You could choose to add additional coverage on top of your long-term or individual disability plan if you want more security. For workers and individuals who want to cover a bigger portion of their salary, bonuses, or commissions, supplemental disability insurance can be a terrific add-on. Even your employer may be able to help you obtain a policy.



Getting disability insurance

How much disability insurance do I need?

To start, calculate your monthly benefit payout using your income requirements as a guide. Then assess whether the disability insurance provided by your employer is adequate. Typically, 40 to 60 percent of your pre-disability wages would be covered. Through employment or independently, supplemental disability income insurance might provide coverage for a portion of income that basic insurance may not.


Finally, you get paid more the longer you are insured. In addition, certain careers have time restrictions. Most office workers up to the age of 65 are insured.

Disability insurance riders

When looking for long-term disability insurance, riders allow you to modify your coverage. You can determine when you get your disability payment, the definitions of coverage for your policy, and more by adding a disability rider. However, not all riders may be appropriate for everyone, and some riders may increase your insurance prices.


Non-cancellable, Guaranteed-renewable, Residual Benefits, and Future Benefits Increase are a few examples of riders.

Cost of disability insurance

If you don’t have access to disability insurance via your job, you may want to consider purchasing individual disability insurance. For wealthy earners searching for additional coverage, it is also a choice. This policy is not only available for independent purchase, but it also follows you from job to job.


Your final bill will depend on a number of things:


  • Age: Paying fewer premiums to achieve the payoff at a younger age results in cheaper payments and more financial leverage.
  • Your medical history and/or family history will affect the price.
  • Benefit amount: the cost will be relative to your current income
  • Benefit period: how long your insurance company will need to pay benefits
  • Elimination period: the time after becoming disabled that you start to receive benefits



How to purchase disability coverage

There are various types of disability insurance, some of which are offered by your company, some of which you must purchase on your own, and some of which are even supplied by the government.


All provide various levels of coverage and benefits for various circumstances. Which kind, though, is best for you and your family?


  • Employer-sponsored: Many businesses and other organizations want to take care of their workers, so they include disability insurance in their benefits packages. The cost of the benefit may be covered entirely or in part by the employer in specific situations.


For information about your company’s disability insurance policy or possibilities to acquire coverage from a group plan, speak with your human resources representative.


  • Individual disability insurance: Insurance providers offer private, long-term coverage to assist secure your income in the event that you get ill or injured and are unable to work (typically until age 65 or older).
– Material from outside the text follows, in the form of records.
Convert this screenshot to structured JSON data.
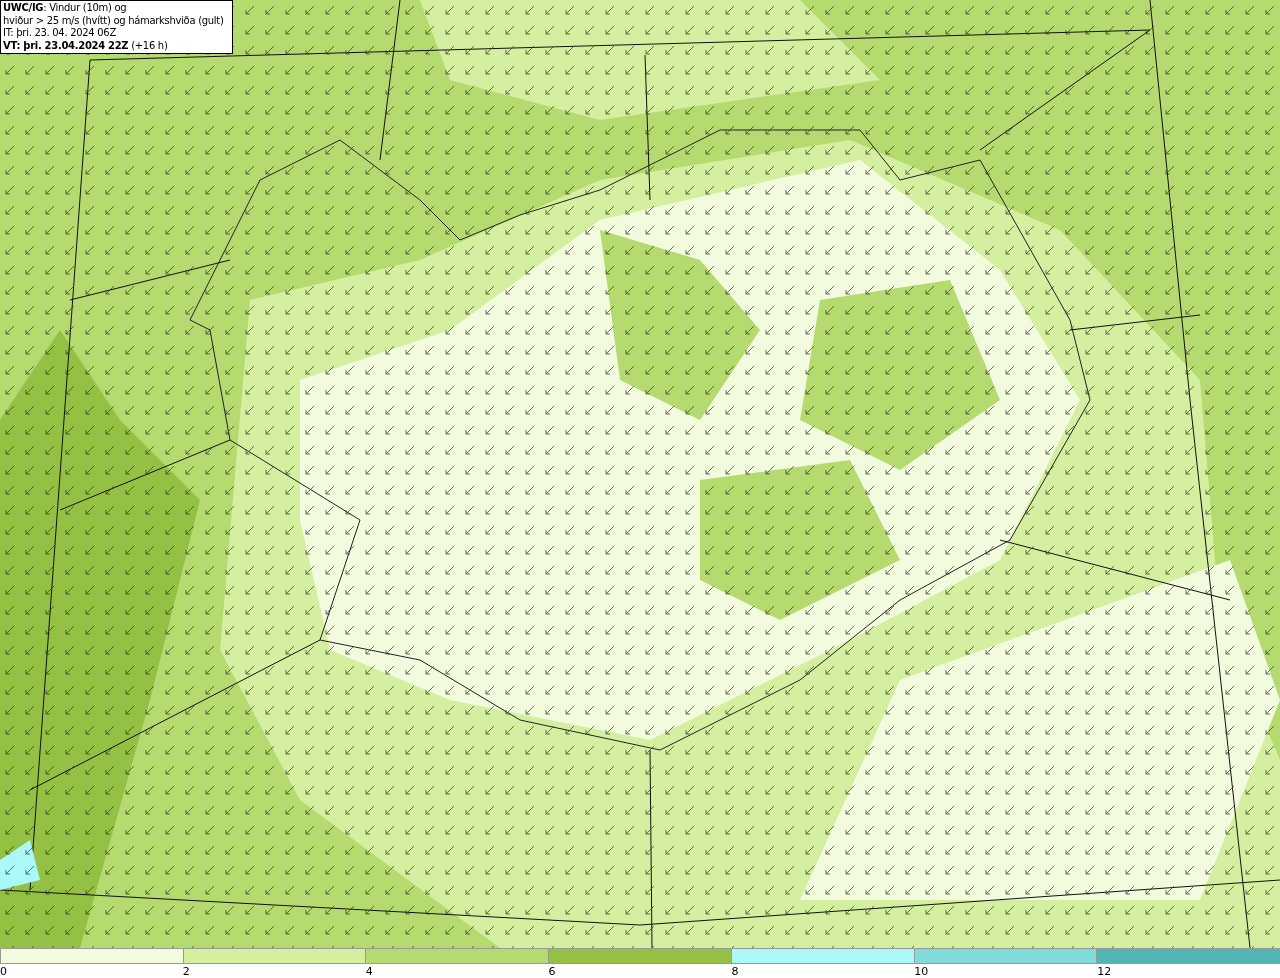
{
  "title_box": {
    "lines": [
      "**UWC/IG**: Vindur (10m) og",
      "hviður > 25 m/s (hvítt) og hámarkshviða (gult)",
      "IT: þri. 23. 04. 2024 06Z",
      "**VT: þri. 23.04.2024 22Z** (+16 h)"
    ]
  },
  "legend": {
    "segments": [
      {
        "color": "#f3fbdf"
      },
      {
        "color": "#d5efa0"
      },
      {
        "color": "#b5da70"
      },
      {
        "color": "#94c044"
      },
      {
        "color": "#aaf8f8"
      },
      {
        "color": "#82dbdb"
      },
      {
        "color": "#54b3b3"
      }
    ],
    "ticks": [
      "0",
      "2",
      "4",
      "6",
      "8",
      "10",
      "12"
    ]
  }
}
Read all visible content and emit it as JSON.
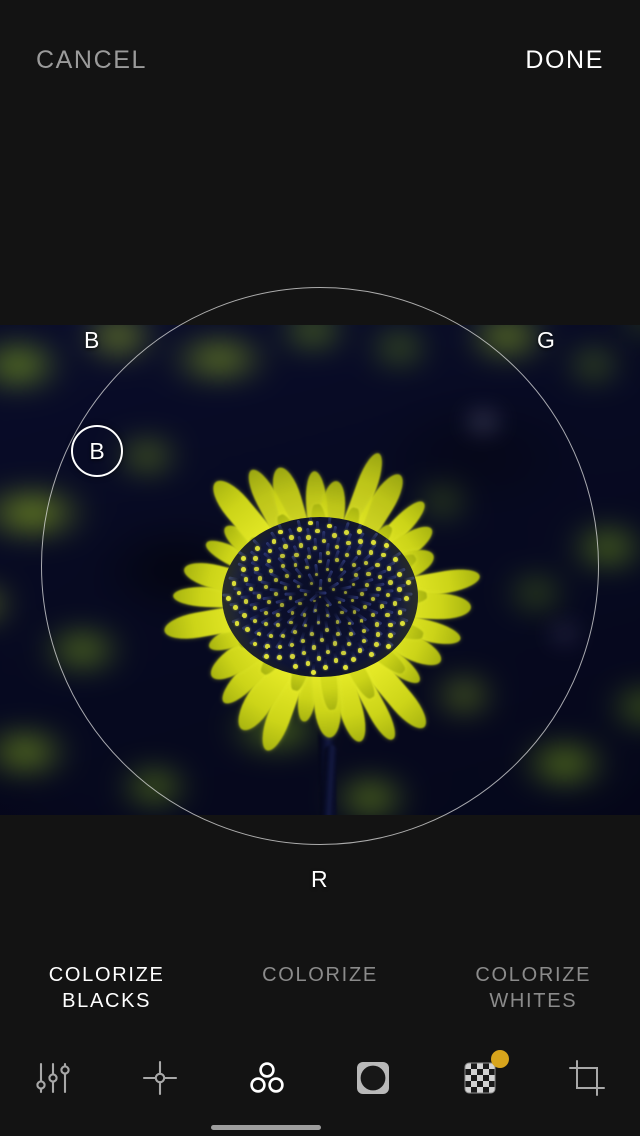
{
  "app": {
    "name": "photo-editor",
    "accent_gold": "#d7a41c",
    "active_text": "#ffffff",
    "inactive_text": "#8b8b8b",
    "background": "#131313"
  },
  "topbar": {
    "cancel_label": "CANCEL",
    "done_label": "DONE"
  },
  "canvas": {
    "photo_description": "close-up of an inverted-color coneflower with bright yellow petals on a dark navy blurred background",
    "color_wheel": {
      "axis_labels": {
        "top_left": "B",
        "top_right": "G",
        "bottom": "R"
      },
      "handle_label": "B",
      "ring_color": "#e8e8e8"
    }
  },
  "modes": [
    {
      "id": "colorize-blacks",
      "line1": "COLORIZE",
      "line2": "BLACKS",
      "state": "active"
    },
    {
      "id": "colorize",
      "line1": "COLORIZE",
      "line2": "",
      "state": "inactive"
    },
    {
      "id": "colorize-whites",
      "line1": "COLORIZE",
      "line2": "WHITES",
      "state": "inactive"
    }
  ],
  "toolbar": [
    {
      "id": "tune",
      "icon": "sliders-icon",
      "state": "inactive",
      "badge": false
    },
    {
      "id": "selective",
      "icon": "crosshair-icon",
      "state": "inactive",
      "badge": false
    },
    {
      "id": "curves",
      "icon": "three-circles-icon",
      "state": "active",
      "badge": false
    },
    {
      "id": "vignette",
      "icon": "vignette-icon",
      "state": "inactive",
      "badge": false
    },
    {
      "id": "grain",
      "icon": "checkerboard-icon",
      "state": "inactive",
      "badge": true
    },
    {
      "id": "crop",
      "icon": "crop-icon",
      "state": "inactive",
      "badge": false
    }
  ]
}
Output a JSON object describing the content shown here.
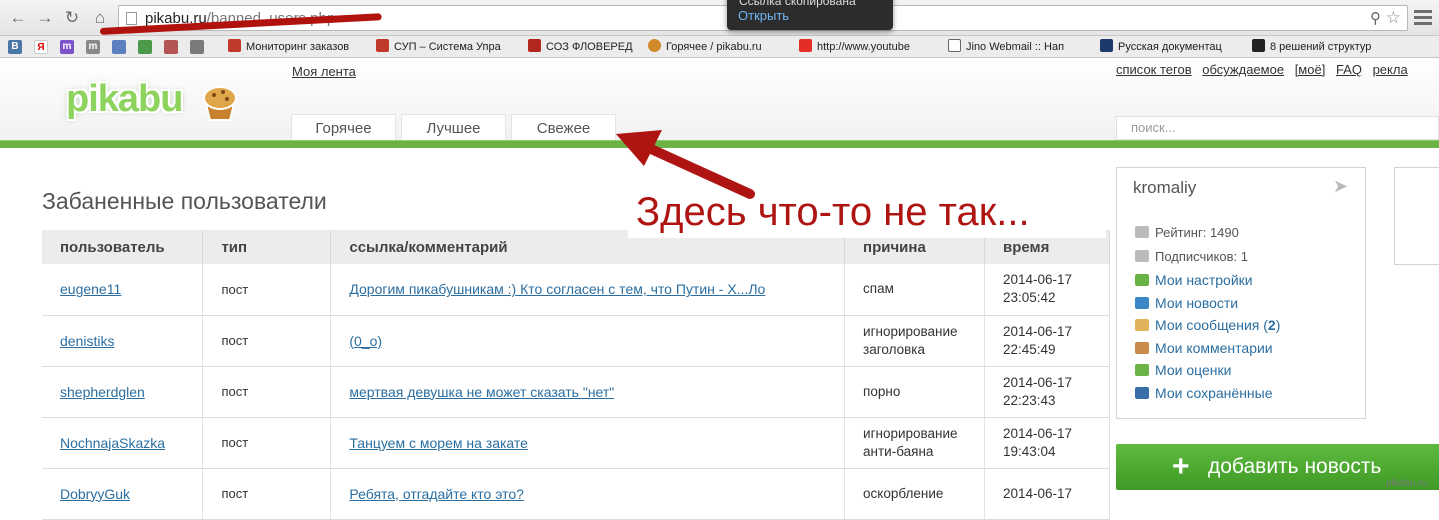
{
  "browser": {
    "url_host": "pikabu.ru",
    "url_path": "/banned_users.php",
    "popup": {
      "copied_text": "Ссылка скопирована",
      "open_label": "Открыть"
    },
    "bookmarks": [
      "Мониторинг заказов",
      "СУП – Система Упра",
      "СОЗ ФЛОВЕРЕД",
      "Горячее / pikabu.ru",
      "http://www.youtube",
      "Jino Webmail :: Нап",
      "Русская документац",
      "8 решений структур"
    ],
    "colors": {
      "annotation_red": "#ae1412",
      "site_green": "#6ab344",
      "link_blue": "#2a6ea1"
    }
  },
  "header": {
    "logo": "pikabu",
    "my_feed": "Моя лента",
    "top_links": [
      "список тегов",
      "обсуждаемое",
      "[моё]",
      "FAQ",
      "рекла"
    ],
    "tabs": [
      "Горячее",
      "Лучшее",
      "Свежее"
    ],
    "search_placeholder": "поиск..."
  },
  "main": {
    "title": "Забаненные пользователи",
    "annotation": "Здесь что-то не так...",
    "columns": [
      "пользователь",
      "тип",
      "ссылка/комментарий",
      "причина",
      "время"
    ],
    "rows": [
      {
        "user": "eugene11",
        "type": "пост",
        "link": "Дорогим пикабушникам :) Кто согласен с тем, что Путин - Х...Ло",
        "reason": "спам",
        "date": "2014-06-17",
        "time": "23:05:42"
      },
      {
        "user": "denistiks",
        "type": "пост",
        "link": "(0_о)",
        "reason": "игнорирование заголовка",
        "date": "2014-06-17",
        "time": "22:45:49"
      },
      {
        "user": "shepherdglen",
        "type": "пост",
        "link": "мертвая девушка не может сказать \"нет\"",
        "reason": "порно",
        "date": "2014-06-17",
        "time": "22:23:43"
      },
      {
        "user": "NochnajaSkazka",
        "type": "пост",
        "link": "Танцуем с морем на закате",
        "reason": "игнорирование анти-баяна",
        "date": "2014-06-17",
        "time": "19:43:04"
      },
      {
        "user": "DobryyGuk",
        "type": "пост",
        "link": "Ребята, отгадайте кто это?",
        "reason": "оскорбление",
        "date": "2014-06-17",
        "time": ""
      }
    ]
  },
  "sidebar": {
    "username": "kromaliy",
    "rating": "Рейтинг: 1490",
    "subscribers": "Подписчиков: 1",
    "menu": [
      {
        "label": "Мои настройки",
        "icon": "gear-icon",
        "color": "#6ab344"
      },
      {
        "label": "Мои новости",
        "icon": "news-icon",
        "color": "#3a87c8"
      },
      {
        "label": "Мои сообщения",
        "count": "2",
        "icon": "envelope-icon",
        "color": "#e0b35a"
      },
      {
        "label": "Мои комментарии",
        "icon": "comment-icon",
        "color": "#c98a4a"
      },
      {
        "label": "Мои оценки",
        "icon": "rating-icon",
        "color": "#6ab344"
      },
      {
        "label": "Мои сохранённые",
        "icon": "save-icon",
        "color": "#3a6ea8"
      }
    ],
    "add_news": "добавить новость"
  },
  "watermark": "pikabu.ru"
}
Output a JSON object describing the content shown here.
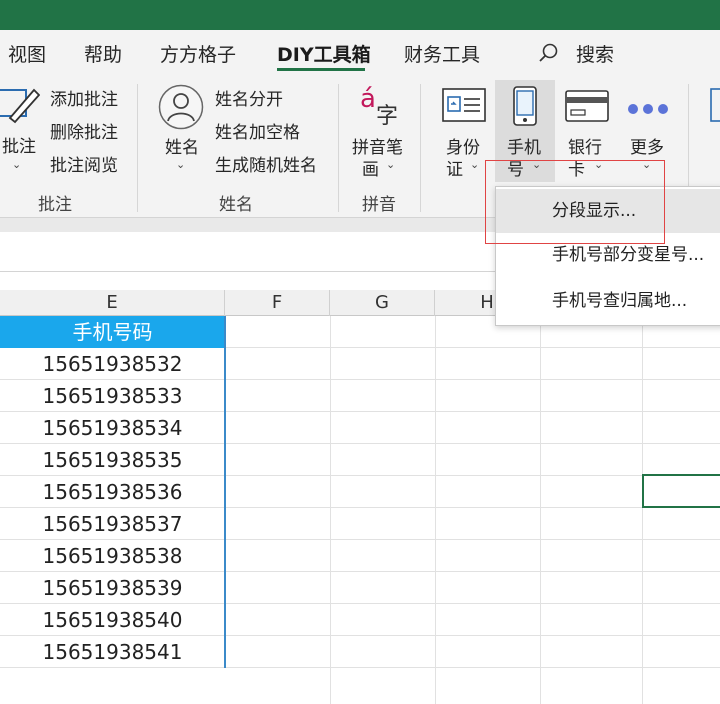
{
  "tabs": [
    "视图",
    "帮助",
    "方方格子",
    "DIY工具箱",
    "财务工具",
    "搜索"
  ],
  "ribbon": {
    "annotation": {
      "big_label": "批注",
      "items": [
        "添加批注",
        "删除批注",
        "批注阅览"
      ],
      "group": "批注"
    },
    "name": {
      "big_label": "姓名",
      "items": [
        "姓名分开",
        "姓名加空格",
        "生成随机姓名"
      ],
      "group": "姓名"
    },
    "pinyin": {
      "icon_text_a": "á",
      "icon_text_b": "字",
      "label_1": "拼音笔",
      "label_2": "画",
      "group": "拼音"
    },
    "id_card": {
      "label_1": "身份",
      "label_2": "证"
    },
    "phone": {
      "label_1": "手机",
      "label_2": "号"
    },
    "bank": {
      "label_1": "银行",
      "label_2": "卡"
    },
    "more": {
      "label_1": "更多"
    }
  },
  "menu": {
    "items": [
      "分段显示...",
      "手机号部分变星号...",
      "手机号查归属地..."
    ]
  },
  "sheet": {
    "columns": [
      "E",
      "F",
      "G",
      "H"
    ],
    "header": "手机号码",
    "phones": [
      "15651938532",
      "15651938533",
      "15651938534",
      "15651938535",
      "15651938536",
      "15651938537",
      "15651938538",
      "15651938539",
      "15651938540",
      "15651938541"
    ]
  },
  "colors": {
    "excel_green": "#217346",
    "header_blue": "#1aa7ec",
    "highlight_red": "#e04444"
  }
}
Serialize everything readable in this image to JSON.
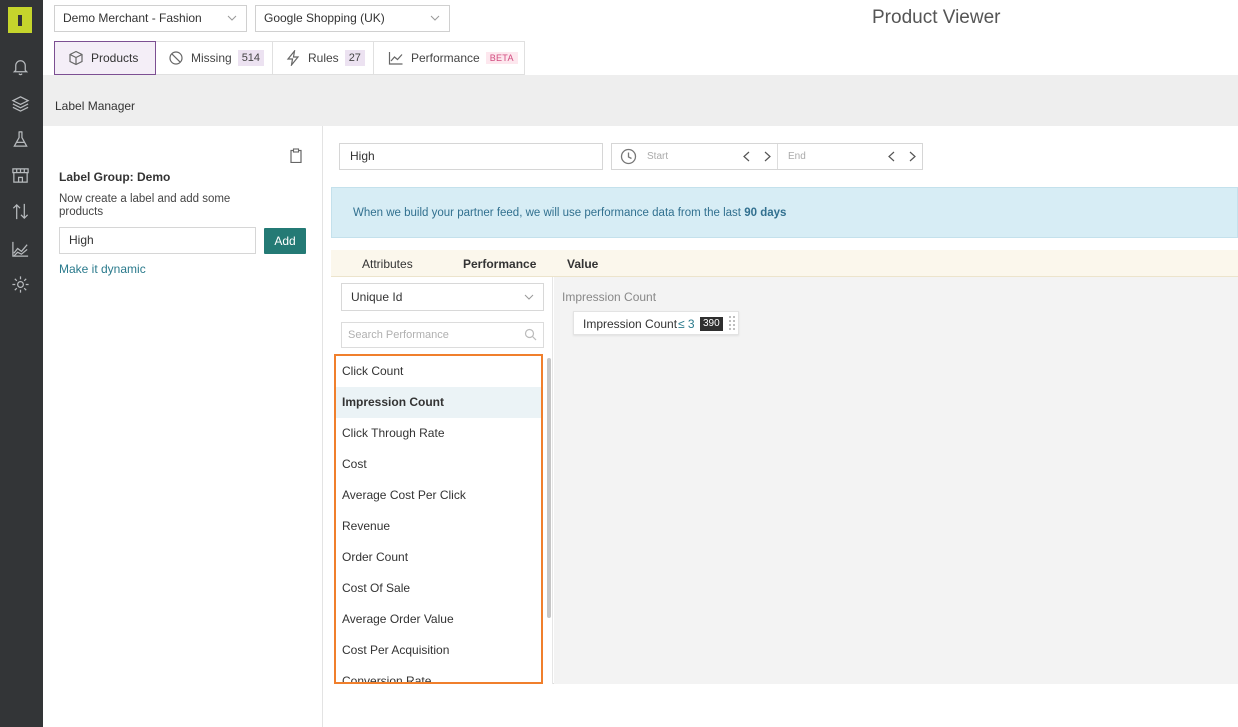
{
  "topbar": {
    "merchant_select": "Demo Merchant - Fashion",
    "channel_select": "Google Shopping (UK)",
    "page_title": "Product Viewer"
  },
  "sidebar": {
    "icons": [
      "bell-icon",
      "layers-icon",
      "flask-icon",
      "store-icon",
      "sort-arrows-icon",
      "chart-icon",
      "gear-icon"
    ]
  },
  "tabs": [
    {
      "label": "Products",
      "icon": "box-icon"
    },
    {
      "label": "Missing",
      "badge": "514",
      "icon": "block-icon"
    },
    {
      "label": "Rules",
      "badge": "27",
      "icon": "bolt-icon"
    },
    {
      "label": "Performance",
      "tag": "BETA",
      "icon": "line-chart-icon"
    }
  ],
  "subheader": {
    "title": "Label Manager"
  },
  "label_group": {
    "title": "Label Group: Demo",
    "hint": "Now create a label and add some products",
    "input_value": "High",
    "add_label": "Add",
    "dynamic_link": "Make it dynamic"
  },
  "filter": {
    "value": "High",
    "start_placeholder": "Start",
    "end_placeholder": "End"
  },
  "info": {
    "text": "When we build your partner feed, we will use performance data from the last ",
    "bold": "90 days",
    "bg_color": "#d7edf5"
  },
  "rule_tabs": {
    "attributes": "Attributes",
    "performance": "Performance",
    "value": "Value"
  },
  "attribute_select": "Unique Id",
  "search_placeholder": "Search Performance",
  "metrics": [
    "Click Count",
    "Impression Count",
    "Click Through Rate",
    "Cost",
    "Average Cost Per Click",
    "Revenue",
    "Order Count",
    "Cost Of Sale",
    "Average Order Value",
    "Cost Per Acquisition",
    "Conversion Rate"
  ],
  "selected_metric": "Impression Count",
  "condition": {
    "title": "Impression Count",
    "name": "Impression Count",
    "operator": "≤ 3",
    "value": "390"
  },
  "colors": {
    "accent": "#247a75",
    "highlight": "#f07f2c",
    "sidebar": "#333537",
    "logo": "#c5d52c"
  }
}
Get a disability income insurance quote right away.


  • Government disability: As part of the federal government’s Disability Benefit, Filipinos have access to government-provided disability, access to income security for this vulnerable group the Government of The Philippines provides a disability benefit administered by the national Social Security System (SSS). a person is considered disabled if their serious medical condition prevents them from working and has lasted or is anticipated to last at least a year or will cause their death.